Если это смерть, должно было увидеть её лицо.
И вдруг земля качнулась и просела. Ноги и руки стали одновременно мягкими и непослушными, как бывает, когда делаешь глоток вина натощак. Когда съезжаешь с крутой горы на салазках. Когда зависаешь на качелях в высшей точке за миг до обратного движения к земле.
Ястребино-рыжие глаза мерцали с противоположного конца повалуши, заставляя сердце забиться в бешеном торжестве, и лишь рука Брана, крепко сжавшая её и напомнившая о том, где она находилась, удержала Гнеду от того, чтобы кинуться к Фиргаллу.

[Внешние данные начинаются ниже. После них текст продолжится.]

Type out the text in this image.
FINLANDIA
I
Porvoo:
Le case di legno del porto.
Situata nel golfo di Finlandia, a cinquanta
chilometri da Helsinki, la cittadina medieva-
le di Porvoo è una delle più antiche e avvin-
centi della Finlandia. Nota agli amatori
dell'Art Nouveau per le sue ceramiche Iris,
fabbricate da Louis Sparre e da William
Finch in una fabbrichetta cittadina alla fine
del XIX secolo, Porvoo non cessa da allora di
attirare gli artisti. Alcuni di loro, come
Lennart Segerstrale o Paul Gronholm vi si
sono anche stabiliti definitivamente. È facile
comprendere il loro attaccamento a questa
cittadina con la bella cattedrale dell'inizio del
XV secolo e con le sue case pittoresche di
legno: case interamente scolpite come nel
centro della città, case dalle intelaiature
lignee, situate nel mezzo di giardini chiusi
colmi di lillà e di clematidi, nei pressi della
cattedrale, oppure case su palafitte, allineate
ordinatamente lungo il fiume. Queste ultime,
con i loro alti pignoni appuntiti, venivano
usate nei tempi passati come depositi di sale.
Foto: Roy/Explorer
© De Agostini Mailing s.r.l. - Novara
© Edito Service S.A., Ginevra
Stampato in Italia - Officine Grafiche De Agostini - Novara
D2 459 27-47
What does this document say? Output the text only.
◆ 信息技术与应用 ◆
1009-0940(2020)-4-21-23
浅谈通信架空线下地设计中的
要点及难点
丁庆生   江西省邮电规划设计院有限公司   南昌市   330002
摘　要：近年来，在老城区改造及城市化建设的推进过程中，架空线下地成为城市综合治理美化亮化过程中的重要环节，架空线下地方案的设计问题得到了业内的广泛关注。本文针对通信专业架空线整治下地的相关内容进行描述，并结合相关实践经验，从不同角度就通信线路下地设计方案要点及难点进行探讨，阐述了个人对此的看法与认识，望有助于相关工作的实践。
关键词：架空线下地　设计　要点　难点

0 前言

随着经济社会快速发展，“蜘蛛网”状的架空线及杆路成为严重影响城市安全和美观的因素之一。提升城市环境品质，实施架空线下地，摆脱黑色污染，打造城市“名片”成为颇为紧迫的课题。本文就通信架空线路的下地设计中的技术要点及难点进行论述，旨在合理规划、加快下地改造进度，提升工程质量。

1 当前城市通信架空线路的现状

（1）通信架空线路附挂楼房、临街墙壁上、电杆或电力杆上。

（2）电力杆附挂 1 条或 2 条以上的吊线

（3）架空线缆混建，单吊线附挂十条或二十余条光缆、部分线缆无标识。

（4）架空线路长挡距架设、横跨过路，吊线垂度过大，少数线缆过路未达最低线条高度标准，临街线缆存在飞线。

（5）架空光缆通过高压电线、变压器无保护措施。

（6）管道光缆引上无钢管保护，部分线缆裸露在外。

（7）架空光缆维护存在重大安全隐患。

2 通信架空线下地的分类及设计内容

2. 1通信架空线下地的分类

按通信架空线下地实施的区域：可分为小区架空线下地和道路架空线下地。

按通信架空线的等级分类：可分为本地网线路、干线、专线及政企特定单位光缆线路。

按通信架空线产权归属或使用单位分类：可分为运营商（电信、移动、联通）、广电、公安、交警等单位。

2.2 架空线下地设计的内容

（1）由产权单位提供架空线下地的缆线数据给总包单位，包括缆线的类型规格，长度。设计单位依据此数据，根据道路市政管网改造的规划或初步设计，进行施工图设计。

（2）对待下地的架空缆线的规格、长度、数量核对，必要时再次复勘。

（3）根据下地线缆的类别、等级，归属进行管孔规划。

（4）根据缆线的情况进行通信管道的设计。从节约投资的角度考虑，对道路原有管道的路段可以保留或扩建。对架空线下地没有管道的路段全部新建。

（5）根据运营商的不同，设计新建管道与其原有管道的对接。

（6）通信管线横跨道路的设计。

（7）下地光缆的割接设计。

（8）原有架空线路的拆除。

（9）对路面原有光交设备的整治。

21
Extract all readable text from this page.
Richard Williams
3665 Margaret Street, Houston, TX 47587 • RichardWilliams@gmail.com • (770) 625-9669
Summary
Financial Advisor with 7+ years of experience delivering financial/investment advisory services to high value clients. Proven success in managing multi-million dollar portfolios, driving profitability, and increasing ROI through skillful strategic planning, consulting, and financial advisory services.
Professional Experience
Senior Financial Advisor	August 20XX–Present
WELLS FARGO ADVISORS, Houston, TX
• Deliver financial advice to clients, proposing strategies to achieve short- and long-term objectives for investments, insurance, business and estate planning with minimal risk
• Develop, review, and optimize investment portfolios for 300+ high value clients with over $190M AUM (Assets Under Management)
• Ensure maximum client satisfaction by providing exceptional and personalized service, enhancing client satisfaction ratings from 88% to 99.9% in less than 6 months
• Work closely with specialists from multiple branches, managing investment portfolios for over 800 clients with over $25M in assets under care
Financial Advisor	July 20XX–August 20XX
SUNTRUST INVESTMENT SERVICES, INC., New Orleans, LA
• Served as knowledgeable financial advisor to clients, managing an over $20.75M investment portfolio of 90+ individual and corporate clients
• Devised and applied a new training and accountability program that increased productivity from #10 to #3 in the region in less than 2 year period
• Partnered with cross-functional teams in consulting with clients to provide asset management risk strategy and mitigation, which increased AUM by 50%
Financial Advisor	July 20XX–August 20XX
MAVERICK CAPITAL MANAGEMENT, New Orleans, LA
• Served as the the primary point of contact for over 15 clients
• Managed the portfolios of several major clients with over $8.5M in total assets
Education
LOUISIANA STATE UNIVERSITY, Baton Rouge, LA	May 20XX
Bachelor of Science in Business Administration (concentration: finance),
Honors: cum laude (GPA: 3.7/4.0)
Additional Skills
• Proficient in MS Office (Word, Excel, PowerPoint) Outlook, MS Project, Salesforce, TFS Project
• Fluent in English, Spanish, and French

Бран подвёл её к другой стороне очага, и надавив на плечи, усадил в кресло. Сид опустился рядом, переводя блестящие подозрением и звериной настороженностью глаза с девушки на гостя.
Ликование в душе Гнеды мешало думать. Она была спасена, и всё остальное не имело значения. Эти сани приехали за ней, и страхи мигом растаяли. Девушка не могла отвести глаз от опекуна, которого не видела больше двух зим, и даже то, что сам Фиргалл не встречал её взора, полного щенячьего обожания, не смущало Гнеду. Сид бесстрастно взирал на Брана, точно окаменевшего в напряжённом, недоверчивом ожидании.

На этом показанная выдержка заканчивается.